2. From where do your characters originate? Are they people you know, or do they come from some dark corner of your imagination?
From the hamsters in my head. 😉 Truthfully, my ideas and characters come from virtually everything and everyone. Over the years my muse has made weird connections between things and people that lead to story ideas. It’s kind of like being tuned in to a unique frequency. Most of it happens without my conscious knowledge. (My muse is a bit insane).
I do base characters partially on people I know, but general traits, not specific ones. 😉 Soren, one of the characters in Grave Touched, is based on a friend and former co-worker who passed away from cancer in 2004. He — or parts of him — always seeps into my stories in some manner.

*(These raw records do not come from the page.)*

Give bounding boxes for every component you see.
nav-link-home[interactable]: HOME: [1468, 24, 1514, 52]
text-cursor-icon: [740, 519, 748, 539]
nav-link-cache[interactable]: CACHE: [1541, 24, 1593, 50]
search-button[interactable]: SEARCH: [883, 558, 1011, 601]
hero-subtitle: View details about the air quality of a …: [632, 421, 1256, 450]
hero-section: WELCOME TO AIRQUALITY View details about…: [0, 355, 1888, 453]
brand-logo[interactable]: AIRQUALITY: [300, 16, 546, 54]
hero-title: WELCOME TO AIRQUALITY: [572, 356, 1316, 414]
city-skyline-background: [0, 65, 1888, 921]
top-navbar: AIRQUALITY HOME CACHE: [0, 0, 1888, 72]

3. Who has influenced you as an author, and why?
Other authors mostly. I’d read a good book and think, wow, could I write a great book like that? Or genres. I discovered fantasy totally by accident and fell in love (thanks to my Mom who bugged me to read my first fantasy novel, Terry Goodkind’s Wizard’s First Rule). Before that, I’d been writing contemporary romance. Now I write mostly fantasy, sci-fi, and horror.
My grandmother, who was a writer and a poet, influences me from beyond the grave. I have her Smith Corona typewriter which is almost a hundred years old and I’ve been told that she wrote newspaper columns using it. My original intention was to become a journalist, and I hold a BA in Journalism, but found I liked fiction better. 😉 Still, she’s always near me and I think she’d be proud of me.
4. Describe the greatest moment of your writing career.
I think that would have to be when I self-published Fey Touched in 2012. I’d been trying to get a different book ready for querying agents (traditional publishing) and was so disgusted with the process that I decided to go out on a limb and try self-publishing. I was terrified and wondered if I ‘d gone insane. I spent 9 months total writing and editing Fey Touched, then getting it ready for publication — the fastest I’ve ever done anything. And holding the book in my hands, seeing it on Amazon, made it all so real to me. My greatest dream was to be published, and what an odd journey I’ve had, but I wouldn’t change it for the world.
5. If a reader takes one thing away from your new novel, Grave Touched, what should it be?
It would most definitely be the healing power of love. Grave Touched is a love story about two people fighting to be together against all odds. And then there’s the overarching problem which requires the Hunters — who are essentially a family — to fight for each other and the world. It’s the bond they share that allows them to overcome adversity. I have very strong family ties so I wanted to explore the bond that families share, both of blood and choice.